There is a clear link between educational attainment and health; better educated people enjoy better health. The differences between those with low and high level education are dramatic.
Eurostat have published information on the share of people perceiving their health as very good or good by education level in 2014.
The share of people in the EU (aged 25 to 64) with low education levels who say their health is good or very good is 61.3 per cent. For those with a high education level, the share is 85 per cent; a gap of 23.7 per cent.
The corresponding figures for Ireland are 68.3 per cent for those with low education and 91.8 per cent for those with high education; a gap of 23.5 per cent. Similar gaps are found in all EU countries ranging from 17.7 per cent in Bulgaria to 44.4 per cent in Poland.
This set of Eurostat data are based on people’s perceptions of their own health. There is, not surprisingly, a very strong correlation between our objective state of health and our feelings of feeling healthy or otherwise.
Feinstein et al find
“considerable international evidence that education is strongly linked to health and to determinants of health. …. Moreover, we find that a substantial element of this effect is causal.”
We have already drawn attention to the relatively high public spend on health compared to education in Ireland.

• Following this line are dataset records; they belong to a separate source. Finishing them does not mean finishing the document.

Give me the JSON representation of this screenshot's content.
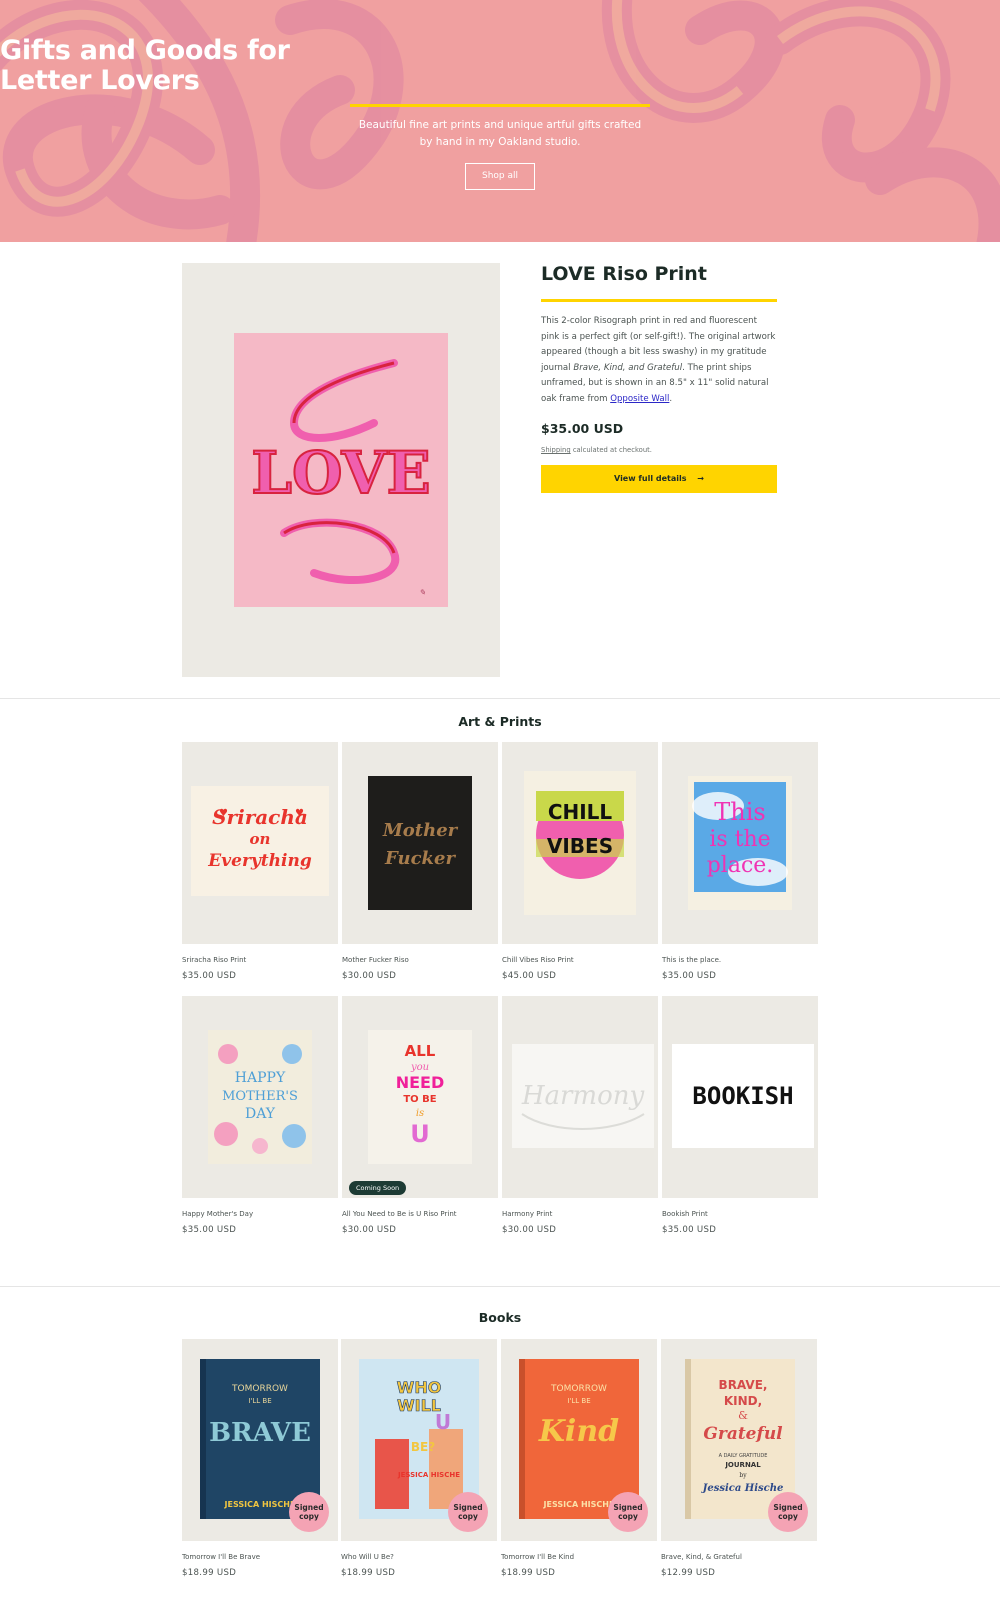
{
  "hero": {
    "title_line1": "Gifts and Goods for",
    "title_line2": "Letter Lovers",
    "subtitle_line1": "Beautiful fine art prints and unique artful gifts crafted",
    "subtitle_line2": "by hand in my Oakland studio.",
    "button_label": "Shop all"
  },
  "featured": {
    "title": "LOVE Riso Print",
    "desc_part1": "This 2-color Risograph print in red and fluorescent pink is a perfect gift (or self-gift!). The original artwork appeared (though a bit less swashy) in my gratitude journal ",
    "desc_italic": "Brave, Kind, and Grateful",
    "desc_part2": ". The print ships unframed, but is shown in an 8.5\" x 11\" solid natural oak frame from ",
    "desc_link": "Opposite Wall",
    "desc_end": ".",
    "price": "$35.00 USD",
    "shipping_link": "Shipping",
    "shipping_text": " calculated at checkout.",
    "button_label": "View full details",
    "button_arrow": "→",
    "art_text": "LOVE"
  },
  "art_prints": {
    "heading": "Art & Prints",
    "items": [
      {
        "name": "Sriracha Riso Print",
        "price": "$35.00 USD",
        "art": [
          "Sriracha",
          "on",
          "Everything"
        ]
      },
      {
        "name": "Mother Fucker Riso",
        "price": "$30.00 USD",
        "art": [
          "Mother",
          "Fucker"
        ]
      },
      {
        "name": "Chill Vibes Riso Print",
        "price": "$45.00 USD",
        "art": [
          "CHILL",
          "VIBES"
        ]
      },
      {
        "name": "This is the place.",
        "price": "$35.00 USD",
        "art": [
          "This",
          "is the",
          "place."
        ]
      },
      {
        "name": "Happy Mother's Day",
        "price": "$35.00 USD",
        "art": [
          "HAPPY",
          "MOTHER'S",
          "DAY"
        ]
      },
      {
        "name": "All You Need to Be is U Riso Print",
        "price": "$30.00 USD",
        "badge": "Coming Soon",
        "art": [
          "ALL",
          "you",
          "NEED",
          "TO BE",
          "is",
          "U"
        ]
      },
      {
        "name": "Harmony Print",
        "price": "$30.00 USD",
        "art": [
          "Harmony"
        ]
      },
      {
        "name": "Bookish Print",
        "price": "$35.00 USD",
        "art": [
          "BOOKISH"
        ]
      }
    ]
  },
  "books": {
    "heading": "Books",
    "signed_label_1": "Signed",
    "signed_label_2": "copy",
    "items": [
      {
        "name": "Tomorrow I'll Be Brave",
        "price": "$18.99 USD",
        "art": [
          "TOMORROW",
          "I'LL BE",
          "BRAVE",
          "JESSICA HISCHE"
        ]
      },
      {
        "name": "Who Will U Be?",
        "price": "$18.99 USD",
        "art": [
          "WHO",
          "WILL",
          "U",
          "BE?",
          "JESSICA HISCHE"
        ]
      },
      {
        "name": "Tomorrow I'll Be Kind",
        "price": "$18.99 USD",
        "art": [
          "TOMORROW",
          "I'LL BE",
          "Kind",
          "JESSICA HISCHE"
        ]
      },
      {
        "name": "Brave, Kind, & Grateful",
        "price": "$12.99 USD",
        "art": [
          "BRAVE,",
          "KIND,",
          "&",
          "Grateful",
          "A DAILY GRATITUDE",
          "JOURNAL",
          "by",
          "Jessica Hische"
        ]
      }
    ]
  },
  "colors": {
    "hero_pink": "#f0a0a0",
    "accent_yellow": "#ffd400",
    "dark_green": "#1c2b26",
    "card_bg": "#eceae4"
  }
}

This is quite striking (and arguably less than optimum) when one takes into account our relatively young population. We also spend more on health proportionately than other EU and developed countries.
In addition to the educational and economic benefits that would arise from increased investment in education, there is a strong case that improvements in health status would result with a consequent reduction in health spending and improved social wellbeing.